Quantitative Information Flow analysis by Symbolic Execution

01 July 2014

This month, I am going to go to San Jose, California to present a paper at SPIN. The paper is our recent effort on Quantitative Information Flow analysis using Symbolic Execution.

The problem

Quantitative Information Flow (QIF) is the problem of measuring the information transferred from a variable H to a variable O in a given process.

A well-known example of the QIF problem is the transfer of information about the password to the output, i.e. accept or reject, of a PIN verification program. Suppose somebody steals your bank card, and tries to guess your PIN number, which is a 4-digit number. If her guess is correct, you loose all your information. On the other hand, if her guess is incorrect, you still loose some information. That information is the password is not the same as her try, so she will try another number next time, and her search space is narrowed. Hence, the program leaks some information.

QIF analysis measures the leaked information in information-theoretic metrics, the most widely used are Shannon entropy and Rényi’s min-entropy.

Why Symbolic Execution?

The idea is simple. Imagine that the transfer of information is flow of water from the rivers to the sea. The sources of the rivers are the inputs, the secret input is the source which is tainted. The QIF problem is to measured the amount of tainted water that goes to the sea.

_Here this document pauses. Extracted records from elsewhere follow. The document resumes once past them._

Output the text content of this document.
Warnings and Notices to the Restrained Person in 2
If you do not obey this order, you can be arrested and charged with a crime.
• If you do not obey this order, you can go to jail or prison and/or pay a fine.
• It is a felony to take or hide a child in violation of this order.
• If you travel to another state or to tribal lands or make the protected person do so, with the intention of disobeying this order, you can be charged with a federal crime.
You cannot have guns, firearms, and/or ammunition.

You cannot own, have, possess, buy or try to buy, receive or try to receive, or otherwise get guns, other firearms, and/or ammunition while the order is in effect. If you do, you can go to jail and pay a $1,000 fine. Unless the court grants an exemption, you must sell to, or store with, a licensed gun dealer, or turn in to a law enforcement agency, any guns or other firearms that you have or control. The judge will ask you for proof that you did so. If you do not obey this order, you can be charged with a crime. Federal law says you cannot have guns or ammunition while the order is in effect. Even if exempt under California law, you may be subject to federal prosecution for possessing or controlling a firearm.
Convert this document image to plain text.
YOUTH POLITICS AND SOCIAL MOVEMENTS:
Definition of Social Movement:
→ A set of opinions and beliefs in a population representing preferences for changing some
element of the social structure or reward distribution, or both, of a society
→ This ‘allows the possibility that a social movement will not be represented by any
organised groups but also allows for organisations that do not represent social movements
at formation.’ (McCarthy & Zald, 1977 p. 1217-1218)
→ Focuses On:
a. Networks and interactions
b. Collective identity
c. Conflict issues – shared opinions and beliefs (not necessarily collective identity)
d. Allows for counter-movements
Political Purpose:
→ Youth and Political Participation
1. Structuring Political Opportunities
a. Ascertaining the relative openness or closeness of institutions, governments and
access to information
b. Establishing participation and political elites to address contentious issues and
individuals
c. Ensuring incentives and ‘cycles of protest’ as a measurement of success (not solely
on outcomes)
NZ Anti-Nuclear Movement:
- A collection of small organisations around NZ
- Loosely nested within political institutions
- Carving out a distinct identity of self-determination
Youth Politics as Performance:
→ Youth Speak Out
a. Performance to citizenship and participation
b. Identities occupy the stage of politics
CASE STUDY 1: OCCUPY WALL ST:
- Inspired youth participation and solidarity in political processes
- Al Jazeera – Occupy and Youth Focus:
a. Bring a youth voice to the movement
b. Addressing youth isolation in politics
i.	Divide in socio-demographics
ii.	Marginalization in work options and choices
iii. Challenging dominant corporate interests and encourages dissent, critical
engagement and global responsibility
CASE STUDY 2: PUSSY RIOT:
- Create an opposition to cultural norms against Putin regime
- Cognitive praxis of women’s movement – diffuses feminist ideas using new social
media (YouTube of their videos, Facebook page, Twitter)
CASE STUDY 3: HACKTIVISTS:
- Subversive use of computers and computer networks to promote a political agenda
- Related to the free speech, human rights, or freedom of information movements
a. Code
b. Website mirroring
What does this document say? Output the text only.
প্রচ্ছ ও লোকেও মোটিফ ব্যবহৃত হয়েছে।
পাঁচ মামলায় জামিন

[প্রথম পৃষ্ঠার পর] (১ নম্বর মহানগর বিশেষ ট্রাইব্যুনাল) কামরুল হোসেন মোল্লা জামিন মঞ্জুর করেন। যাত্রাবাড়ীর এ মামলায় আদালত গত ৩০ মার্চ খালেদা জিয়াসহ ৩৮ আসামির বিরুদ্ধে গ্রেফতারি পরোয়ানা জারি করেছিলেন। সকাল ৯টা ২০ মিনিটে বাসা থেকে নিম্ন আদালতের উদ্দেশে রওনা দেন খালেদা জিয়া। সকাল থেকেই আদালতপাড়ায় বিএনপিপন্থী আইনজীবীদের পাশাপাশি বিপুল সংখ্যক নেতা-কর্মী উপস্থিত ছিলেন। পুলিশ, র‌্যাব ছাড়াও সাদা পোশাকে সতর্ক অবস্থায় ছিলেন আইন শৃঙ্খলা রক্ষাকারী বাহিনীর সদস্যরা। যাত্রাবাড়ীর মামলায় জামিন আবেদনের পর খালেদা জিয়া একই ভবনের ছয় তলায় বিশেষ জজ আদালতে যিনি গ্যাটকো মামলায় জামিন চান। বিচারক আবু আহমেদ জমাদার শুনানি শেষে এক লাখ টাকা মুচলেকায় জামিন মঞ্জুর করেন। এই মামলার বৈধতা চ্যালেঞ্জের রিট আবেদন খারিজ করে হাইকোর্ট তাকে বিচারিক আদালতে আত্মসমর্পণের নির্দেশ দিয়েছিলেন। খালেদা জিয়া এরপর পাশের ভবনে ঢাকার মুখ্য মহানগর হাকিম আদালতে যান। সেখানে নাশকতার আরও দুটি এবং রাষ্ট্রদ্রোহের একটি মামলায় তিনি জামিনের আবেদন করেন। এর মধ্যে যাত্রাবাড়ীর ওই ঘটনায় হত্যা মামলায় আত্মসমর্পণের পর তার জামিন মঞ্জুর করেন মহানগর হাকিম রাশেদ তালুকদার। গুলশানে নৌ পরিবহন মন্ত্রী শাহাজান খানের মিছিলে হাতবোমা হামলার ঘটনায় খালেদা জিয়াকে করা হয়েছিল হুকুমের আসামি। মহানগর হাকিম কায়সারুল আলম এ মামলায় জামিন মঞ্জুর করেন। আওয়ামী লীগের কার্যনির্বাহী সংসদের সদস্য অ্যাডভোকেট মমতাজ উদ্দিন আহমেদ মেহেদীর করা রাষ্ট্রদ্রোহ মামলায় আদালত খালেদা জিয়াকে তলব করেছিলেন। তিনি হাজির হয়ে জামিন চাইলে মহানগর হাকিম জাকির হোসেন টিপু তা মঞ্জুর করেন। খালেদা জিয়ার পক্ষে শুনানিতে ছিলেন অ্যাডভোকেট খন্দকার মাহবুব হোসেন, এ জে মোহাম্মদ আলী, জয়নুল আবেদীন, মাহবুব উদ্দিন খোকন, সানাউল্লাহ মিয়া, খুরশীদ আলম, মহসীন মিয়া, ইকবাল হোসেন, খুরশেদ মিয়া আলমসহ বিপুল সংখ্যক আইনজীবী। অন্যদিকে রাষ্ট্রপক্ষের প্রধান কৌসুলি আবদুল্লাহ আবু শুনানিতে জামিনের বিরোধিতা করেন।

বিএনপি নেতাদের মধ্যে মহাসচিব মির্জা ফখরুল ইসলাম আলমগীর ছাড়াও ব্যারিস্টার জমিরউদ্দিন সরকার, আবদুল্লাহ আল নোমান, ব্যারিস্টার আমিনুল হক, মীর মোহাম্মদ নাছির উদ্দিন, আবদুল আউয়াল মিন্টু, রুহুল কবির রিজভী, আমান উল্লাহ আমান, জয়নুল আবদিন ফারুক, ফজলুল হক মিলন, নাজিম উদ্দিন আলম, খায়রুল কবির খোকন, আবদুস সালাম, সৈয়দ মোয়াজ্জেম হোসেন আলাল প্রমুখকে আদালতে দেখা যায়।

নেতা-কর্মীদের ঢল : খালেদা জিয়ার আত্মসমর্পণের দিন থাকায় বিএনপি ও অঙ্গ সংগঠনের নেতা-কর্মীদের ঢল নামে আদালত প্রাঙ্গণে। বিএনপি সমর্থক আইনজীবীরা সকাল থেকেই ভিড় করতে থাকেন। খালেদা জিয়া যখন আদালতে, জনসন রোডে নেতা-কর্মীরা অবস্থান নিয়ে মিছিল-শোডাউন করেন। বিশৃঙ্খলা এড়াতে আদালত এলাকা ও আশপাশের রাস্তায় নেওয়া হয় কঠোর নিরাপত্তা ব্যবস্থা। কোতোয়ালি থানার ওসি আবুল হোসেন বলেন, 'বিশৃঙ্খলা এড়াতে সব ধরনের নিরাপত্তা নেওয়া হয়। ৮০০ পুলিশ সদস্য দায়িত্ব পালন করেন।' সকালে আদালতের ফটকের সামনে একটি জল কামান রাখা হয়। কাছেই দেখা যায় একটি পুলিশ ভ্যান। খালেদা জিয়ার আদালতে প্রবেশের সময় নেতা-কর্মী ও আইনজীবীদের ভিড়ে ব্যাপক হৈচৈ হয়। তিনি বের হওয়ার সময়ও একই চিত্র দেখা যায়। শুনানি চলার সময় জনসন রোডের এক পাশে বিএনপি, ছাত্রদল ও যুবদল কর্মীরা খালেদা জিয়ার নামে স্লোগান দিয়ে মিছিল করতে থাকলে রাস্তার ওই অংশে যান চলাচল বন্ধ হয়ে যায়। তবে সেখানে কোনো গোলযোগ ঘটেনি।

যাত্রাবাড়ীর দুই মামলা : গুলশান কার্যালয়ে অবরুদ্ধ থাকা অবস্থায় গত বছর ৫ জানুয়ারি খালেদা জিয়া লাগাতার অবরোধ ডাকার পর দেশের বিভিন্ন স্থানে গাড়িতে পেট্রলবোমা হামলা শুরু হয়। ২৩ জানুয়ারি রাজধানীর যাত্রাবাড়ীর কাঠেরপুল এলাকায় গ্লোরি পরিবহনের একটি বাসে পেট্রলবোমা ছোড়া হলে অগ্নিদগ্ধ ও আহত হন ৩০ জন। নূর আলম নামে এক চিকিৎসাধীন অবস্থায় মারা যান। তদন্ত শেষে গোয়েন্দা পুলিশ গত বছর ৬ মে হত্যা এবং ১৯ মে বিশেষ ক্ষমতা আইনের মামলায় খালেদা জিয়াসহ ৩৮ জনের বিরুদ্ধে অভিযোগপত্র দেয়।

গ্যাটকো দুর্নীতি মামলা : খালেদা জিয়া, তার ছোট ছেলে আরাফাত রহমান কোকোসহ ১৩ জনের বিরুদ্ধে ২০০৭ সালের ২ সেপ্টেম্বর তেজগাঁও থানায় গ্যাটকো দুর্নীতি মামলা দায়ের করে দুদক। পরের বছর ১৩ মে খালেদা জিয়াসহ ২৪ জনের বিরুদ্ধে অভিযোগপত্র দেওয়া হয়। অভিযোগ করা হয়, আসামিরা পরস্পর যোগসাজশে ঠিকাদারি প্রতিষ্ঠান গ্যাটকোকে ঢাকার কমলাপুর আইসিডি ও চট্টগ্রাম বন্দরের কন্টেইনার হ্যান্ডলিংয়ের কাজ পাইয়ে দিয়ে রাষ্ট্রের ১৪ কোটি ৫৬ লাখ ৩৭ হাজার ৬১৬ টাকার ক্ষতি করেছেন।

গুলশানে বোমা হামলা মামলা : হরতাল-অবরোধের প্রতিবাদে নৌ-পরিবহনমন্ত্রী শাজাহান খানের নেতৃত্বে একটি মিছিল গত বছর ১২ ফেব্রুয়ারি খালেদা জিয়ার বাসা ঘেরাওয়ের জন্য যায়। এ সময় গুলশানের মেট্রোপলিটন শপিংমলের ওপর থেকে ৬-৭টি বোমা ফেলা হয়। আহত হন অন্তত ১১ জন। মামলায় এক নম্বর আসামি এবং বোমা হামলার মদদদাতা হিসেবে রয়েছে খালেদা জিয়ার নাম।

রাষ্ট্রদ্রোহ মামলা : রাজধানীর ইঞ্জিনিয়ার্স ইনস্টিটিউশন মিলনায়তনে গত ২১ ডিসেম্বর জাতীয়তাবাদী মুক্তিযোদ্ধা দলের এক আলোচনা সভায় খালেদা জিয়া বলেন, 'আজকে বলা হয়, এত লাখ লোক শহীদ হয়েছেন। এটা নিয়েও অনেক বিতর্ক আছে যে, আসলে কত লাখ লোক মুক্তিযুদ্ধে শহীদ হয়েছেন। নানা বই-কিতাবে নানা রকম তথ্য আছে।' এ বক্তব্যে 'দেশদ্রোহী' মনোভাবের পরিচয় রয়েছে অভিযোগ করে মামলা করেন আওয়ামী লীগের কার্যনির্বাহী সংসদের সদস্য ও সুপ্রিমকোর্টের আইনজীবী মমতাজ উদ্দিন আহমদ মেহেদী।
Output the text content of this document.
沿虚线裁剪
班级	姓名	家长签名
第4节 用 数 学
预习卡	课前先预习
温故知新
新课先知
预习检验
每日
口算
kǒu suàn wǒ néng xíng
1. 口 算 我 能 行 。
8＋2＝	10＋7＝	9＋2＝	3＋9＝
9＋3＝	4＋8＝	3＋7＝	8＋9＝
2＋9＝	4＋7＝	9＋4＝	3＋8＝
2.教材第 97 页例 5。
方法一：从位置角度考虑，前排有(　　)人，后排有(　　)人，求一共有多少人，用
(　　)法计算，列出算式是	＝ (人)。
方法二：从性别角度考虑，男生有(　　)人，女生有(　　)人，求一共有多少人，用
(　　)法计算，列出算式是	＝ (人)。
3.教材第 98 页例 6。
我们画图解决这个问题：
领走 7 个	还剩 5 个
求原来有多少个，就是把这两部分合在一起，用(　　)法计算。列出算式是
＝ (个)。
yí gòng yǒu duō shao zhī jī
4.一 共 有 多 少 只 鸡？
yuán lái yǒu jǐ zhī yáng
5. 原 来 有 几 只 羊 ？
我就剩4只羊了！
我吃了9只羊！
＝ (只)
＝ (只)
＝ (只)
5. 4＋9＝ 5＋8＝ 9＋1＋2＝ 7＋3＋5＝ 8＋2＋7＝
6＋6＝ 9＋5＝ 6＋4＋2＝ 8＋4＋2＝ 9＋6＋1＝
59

Symbolic Execution is a program analysis technique, that executes program with symbolic values instead of concrete inputs, and returns a set of all possible execution paths of the (bounded) program. That means, instead of considering the flow of each molecule H2O, Symbolic Execution provides to you the set of all rivers.

Results so far

In 2012, I proposed a project for the Google Summer of Code (GSoC) program with NASA’s Java PathFinder team. We have developed a technique to compute precisely channel capacity, i.e. maximum leakage of information, in Java bytecode program. The description of the technique can be found in our paper. It is precise, but expensive.

In 2013, I applied for GSoC again, which results in the paper that I’m going to present at SPIN. The idea is to trade precision with performance. We developed an approximate technique to compute an upper bound of the channel capacity, so it is not as precise as the previous project, but the bounds computed are still reasonable. On the good side, the running time is much much faster.